Il sauvait les terres désolées. Il changeait le monde. C’était une grande et noble quête.
Cloudhawk restait immobile, insensible à ses supplications. Quand il parla, sa voix était plate. « Si ce qu’il a fait était vraiment pour les terres désolées, alors il n’aurait pas commencé cette guerre. Il y a des chances que le corps expéditionnaire gagne – et derrière lui se trouve le reste de la puissance de Skycloud. C’est un rat qui montre ses crocs à une voiture qui arrive. Les habitants des terres désolées vont mourir à cause de son ambition. Je ne vais pas rester les bras croisés et regarder ça arriver. »
Cloudhawk reconnaissait que les sauvages avaient du pouvoir, mais malgré toute sa force, il ne pouvait pas lutter contre Skycloud.
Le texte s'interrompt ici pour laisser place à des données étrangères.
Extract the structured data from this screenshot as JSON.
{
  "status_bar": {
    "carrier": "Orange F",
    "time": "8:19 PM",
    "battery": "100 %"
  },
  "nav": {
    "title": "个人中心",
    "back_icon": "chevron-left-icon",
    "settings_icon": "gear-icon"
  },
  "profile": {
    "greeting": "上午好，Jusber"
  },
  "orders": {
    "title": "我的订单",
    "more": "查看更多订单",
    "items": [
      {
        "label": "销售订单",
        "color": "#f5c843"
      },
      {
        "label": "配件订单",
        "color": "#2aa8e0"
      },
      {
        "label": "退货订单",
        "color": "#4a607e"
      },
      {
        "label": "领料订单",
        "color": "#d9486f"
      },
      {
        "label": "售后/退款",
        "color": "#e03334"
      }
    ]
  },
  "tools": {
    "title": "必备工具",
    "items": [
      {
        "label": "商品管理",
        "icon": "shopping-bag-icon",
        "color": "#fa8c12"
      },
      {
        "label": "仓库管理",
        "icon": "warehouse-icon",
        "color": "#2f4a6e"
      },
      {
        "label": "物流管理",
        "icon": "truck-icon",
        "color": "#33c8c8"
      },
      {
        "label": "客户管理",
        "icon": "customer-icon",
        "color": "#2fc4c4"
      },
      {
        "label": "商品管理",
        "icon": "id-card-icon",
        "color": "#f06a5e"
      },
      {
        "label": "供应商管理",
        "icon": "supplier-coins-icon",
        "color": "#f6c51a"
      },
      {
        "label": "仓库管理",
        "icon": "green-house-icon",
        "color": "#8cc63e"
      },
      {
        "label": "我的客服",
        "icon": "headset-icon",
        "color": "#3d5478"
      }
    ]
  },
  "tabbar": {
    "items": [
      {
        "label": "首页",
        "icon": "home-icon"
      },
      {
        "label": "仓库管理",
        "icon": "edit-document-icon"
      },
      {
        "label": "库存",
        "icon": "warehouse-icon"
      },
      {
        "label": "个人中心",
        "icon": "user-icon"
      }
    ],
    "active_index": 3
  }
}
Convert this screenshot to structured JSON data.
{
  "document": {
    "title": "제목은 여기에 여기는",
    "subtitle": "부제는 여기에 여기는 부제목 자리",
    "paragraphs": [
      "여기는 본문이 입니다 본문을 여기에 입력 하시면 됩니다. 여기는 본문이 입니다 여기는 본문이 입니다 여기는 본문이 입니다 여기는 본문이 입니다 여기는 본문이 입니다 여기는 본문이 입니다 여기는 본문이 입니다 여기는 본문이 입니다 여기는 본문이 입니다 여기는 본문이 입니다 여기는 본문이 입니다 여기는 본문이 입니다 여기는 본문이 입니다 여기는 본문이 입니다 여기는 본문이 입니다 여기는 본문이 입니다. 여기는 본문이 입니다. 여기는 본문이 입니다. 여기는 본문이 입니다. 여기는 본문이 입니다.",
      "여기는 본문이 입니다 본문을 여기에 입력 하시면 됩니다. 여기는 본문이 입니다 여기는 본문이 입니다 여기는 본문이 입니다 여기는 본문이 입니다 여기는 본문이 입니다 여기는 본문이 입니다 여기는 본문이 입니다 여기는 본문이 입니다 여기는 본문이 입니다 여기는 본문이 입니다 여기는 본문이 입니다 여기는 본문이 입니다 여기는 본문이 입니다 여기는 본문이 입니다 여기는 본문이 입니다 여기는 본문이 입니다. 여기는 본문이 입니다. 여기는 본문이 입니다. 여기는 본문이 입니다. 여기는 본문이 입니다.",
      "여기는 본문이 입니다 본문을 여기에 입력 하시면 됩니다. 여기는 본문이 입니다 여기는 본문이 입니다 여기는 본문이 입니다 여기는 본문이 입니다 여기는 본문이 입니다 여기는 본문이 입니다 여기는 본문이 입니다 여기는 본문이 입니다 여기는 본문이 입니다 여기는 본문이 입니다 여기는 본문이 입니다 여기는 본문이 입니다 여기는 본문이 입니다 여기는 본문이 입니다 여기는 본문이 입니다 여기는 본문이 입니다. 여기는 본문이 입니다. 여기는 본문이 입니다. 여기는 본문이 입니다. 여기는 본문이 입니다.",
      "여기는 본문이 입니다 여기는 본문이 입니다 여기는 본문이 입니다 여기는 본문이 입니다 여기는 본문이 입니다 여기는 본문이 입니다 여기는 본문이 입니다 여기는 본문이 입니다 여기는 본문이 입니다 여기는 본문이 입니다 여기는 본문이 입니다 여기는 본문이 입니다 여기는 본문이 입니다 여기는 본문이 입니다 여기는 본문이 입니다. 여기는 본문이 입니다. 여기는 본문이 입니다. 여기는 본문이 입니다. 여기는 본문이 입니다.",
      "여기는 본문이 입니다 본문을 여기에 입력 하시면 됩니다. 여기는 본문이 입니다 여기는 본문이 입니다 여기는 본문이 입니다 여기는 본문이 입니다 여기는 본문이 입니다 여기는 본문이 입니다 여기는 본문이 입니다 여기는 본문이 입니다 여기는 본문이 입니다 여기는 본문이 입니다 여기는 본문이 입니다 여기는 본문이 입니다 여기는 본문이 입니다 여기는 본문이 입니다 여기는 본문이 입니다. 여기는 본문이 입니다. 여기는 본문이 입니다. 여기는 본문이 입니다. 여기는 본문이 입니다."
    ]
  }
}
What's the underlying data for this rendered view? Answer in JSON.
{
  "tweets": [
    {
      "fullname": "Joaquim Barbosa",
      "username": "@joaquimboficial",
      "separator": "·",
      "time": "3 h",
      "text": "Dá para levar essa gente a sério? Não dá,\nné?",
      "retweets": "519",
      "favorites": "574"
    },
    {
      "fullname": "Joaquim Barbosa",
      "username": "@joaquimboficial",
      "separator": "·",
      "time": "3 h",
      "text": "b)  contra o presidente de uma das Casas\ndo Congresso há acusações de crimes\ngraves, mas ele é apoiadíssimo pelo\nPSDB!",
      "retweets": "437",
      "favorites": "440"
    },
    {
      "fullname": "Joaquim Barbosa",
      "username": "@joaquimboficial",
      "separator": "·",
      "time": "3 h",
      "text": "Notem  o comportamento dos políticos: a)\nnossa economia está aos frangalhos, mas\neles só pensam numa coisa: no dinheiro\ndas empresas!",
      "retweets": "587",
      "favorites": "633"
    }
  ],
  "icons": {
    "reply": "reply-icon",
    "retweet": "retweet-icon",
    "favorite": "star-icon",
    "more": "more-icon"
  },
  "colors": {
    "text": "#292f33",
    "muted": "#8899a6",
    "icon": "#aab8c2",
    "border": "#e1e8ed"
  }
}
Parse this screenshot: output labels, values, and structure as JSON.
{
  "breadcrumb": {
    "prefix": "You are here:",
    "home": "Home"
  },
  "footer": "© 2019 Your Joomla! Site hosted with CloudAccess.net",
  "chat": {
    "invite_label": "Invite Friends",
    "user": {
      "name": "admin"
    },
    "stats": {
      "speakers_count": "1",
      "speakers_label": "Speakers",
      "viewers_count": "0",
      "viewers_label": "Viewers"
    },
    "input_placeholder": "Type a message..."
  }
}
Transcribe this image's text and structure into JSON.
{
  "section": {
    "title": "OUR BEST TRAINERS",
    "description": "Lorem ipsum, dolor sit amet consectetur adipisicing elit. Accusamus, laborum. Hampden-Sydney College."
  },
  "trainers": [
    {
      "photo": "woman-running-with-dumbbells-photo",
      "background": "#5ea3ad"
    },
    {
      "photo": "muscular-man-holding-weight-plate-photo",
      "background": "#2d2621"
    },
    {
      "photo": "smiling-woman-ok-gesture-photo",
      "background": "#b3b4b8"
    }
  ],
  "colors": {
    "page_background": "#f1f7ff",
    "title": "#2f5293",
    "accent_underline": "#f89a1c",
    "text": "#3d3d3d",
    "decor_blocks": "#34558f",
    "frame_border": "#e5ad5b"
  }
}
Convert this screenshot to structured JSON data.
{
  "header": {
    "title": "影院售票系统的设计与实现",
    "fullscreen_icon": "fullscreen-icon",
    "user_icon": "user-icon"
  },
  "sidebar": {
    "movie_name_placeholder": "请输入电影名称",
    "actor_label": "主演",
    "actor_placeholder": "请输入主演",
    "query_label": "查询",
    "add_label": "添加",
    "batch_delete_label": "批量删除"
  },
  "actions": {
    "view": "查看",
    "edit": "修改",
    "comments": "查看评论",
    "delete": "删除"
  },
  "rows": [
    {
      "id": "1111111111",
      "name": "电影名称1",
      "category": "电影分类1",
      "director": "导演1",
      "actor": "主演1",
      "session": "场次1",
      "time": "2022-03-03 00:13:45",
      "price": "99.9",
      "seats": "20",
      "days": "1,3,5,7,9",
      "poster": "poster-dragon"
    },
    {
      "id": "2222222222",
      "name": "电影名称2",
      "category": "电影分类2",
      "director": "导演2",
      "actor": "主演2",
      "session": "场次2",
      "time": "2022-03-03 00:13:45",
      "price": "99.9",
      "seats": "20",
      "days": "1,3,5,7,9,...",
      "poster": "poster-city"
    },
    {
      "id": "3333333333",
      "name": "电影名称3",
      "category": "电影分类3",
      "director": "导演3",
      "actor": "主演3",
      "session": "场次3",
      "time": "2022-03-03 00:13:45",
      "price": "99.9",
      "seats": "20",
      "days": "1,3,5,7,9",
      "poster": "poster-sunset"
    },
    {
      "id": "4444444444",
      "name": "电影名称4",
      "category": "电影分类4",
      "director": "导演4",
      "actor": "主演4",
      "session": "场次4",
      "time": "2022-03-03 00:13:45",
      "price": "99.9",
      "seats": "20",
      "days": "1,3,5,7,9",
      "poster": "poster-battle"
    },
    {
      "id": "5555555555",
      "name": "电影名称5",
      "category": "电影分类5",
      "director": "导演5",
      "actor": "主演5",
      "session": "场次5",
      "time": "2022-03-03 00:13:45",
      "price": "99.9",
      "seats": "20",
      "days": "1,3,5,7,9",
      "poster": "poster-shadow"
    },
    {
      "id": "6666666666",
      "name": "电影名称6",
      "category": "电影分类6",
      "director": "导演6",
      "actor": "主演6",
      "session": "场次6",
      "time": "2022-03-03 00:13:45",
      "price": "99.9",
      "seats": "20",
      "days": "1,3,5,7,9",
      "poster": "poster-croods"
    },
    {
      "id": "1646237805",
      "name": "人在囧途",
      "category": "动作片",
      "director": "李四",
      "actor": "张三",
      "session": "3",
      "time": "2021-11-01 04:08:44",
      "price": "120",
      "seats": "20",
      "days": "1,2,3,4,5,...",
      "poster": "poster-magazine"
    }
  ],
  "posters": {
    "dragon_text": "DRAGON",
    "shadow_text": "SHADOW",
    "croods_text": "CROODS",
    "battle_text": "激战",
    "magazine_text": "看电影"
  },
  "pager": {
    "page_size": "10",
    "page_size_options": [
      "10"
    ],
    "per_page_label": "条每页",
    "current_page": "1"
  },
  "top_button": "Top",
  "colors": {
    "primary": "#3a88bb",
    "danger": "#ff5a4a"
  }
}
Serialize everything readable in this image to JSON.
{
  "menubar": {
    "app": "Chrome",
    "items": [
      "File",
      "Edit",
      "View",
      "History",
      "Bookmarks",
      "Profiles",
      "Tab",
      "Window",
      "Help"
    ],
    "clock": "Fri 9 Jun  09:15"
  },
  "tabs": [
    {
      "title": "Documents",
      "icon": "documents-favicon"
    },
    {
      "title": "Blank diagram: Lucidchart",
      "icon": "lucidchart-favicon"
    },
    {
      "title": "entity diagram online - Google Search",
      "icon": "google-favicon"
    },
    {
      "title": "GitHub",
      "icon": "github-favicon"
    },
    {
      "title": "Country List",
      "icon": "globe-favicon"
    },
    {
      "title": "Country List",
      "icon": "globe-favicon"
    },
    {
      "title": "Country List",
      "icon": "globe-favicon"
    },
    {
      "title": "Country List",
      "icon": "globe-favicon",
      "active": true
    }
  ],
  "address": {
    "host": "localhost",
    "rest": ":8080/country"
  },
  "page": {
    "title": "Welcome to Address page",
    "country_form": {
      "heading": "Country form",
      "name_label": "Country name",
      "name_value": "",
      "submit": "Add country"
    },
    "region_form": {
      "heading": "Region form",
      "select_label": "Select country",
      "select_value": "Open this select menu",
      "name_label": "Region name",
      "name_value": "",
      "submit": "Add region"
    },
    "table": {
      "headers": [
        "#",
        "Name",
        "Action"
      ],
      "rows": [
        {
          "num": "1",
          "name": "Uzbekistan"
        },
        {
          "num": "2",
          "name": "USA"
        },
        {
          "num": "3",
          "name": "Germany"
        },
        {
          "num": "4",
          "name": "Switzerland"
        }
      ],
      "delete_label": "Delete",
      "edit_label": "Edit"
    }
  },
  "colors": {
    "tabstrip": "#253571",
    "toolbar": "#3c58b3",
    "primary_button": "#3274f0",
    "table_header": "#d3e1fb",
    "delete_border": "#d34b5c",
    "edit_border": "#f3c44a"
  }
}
Fuir, se cacher. C’était ce qu’ils devaient faire. Aller bien au-delà de la portée du général Skye et de ses armées, dans un endroit où ils pourraient se rassembler. Le Crimson One et ses laquais étaient des fanatiques. Ils rêvaient s’ils pensaient pouvoir gagner.
Une fois la guerre commencée, elle durerait des siècles. Des années de mort et de destruction s’ensuivraient. Cloudhawk n’était pas comme le Crimson One ou Adder, qui s’enveloppaient dans cette illusion perverse de grandeur pour sauver l’humanité. Ses objectifs étaient superficiels : sauver les millions de vies qui seraient perdues si ces psychopathes obtenaient leur guerre juste.
Adder répondit : « Qu’on gagne ou qu’on perde, quelqu’un doit le faire. Non ? »
Cloudhawk rétrécit ses yeux. « Il n’y a rien d’autre à dire entre nous. »
Adder était d’accord. Il soupira. C’était devenu une fatalité. Son bras se leva et un rayon de lumière brûlante jaillit de son anneau en direction de Cloudhawk.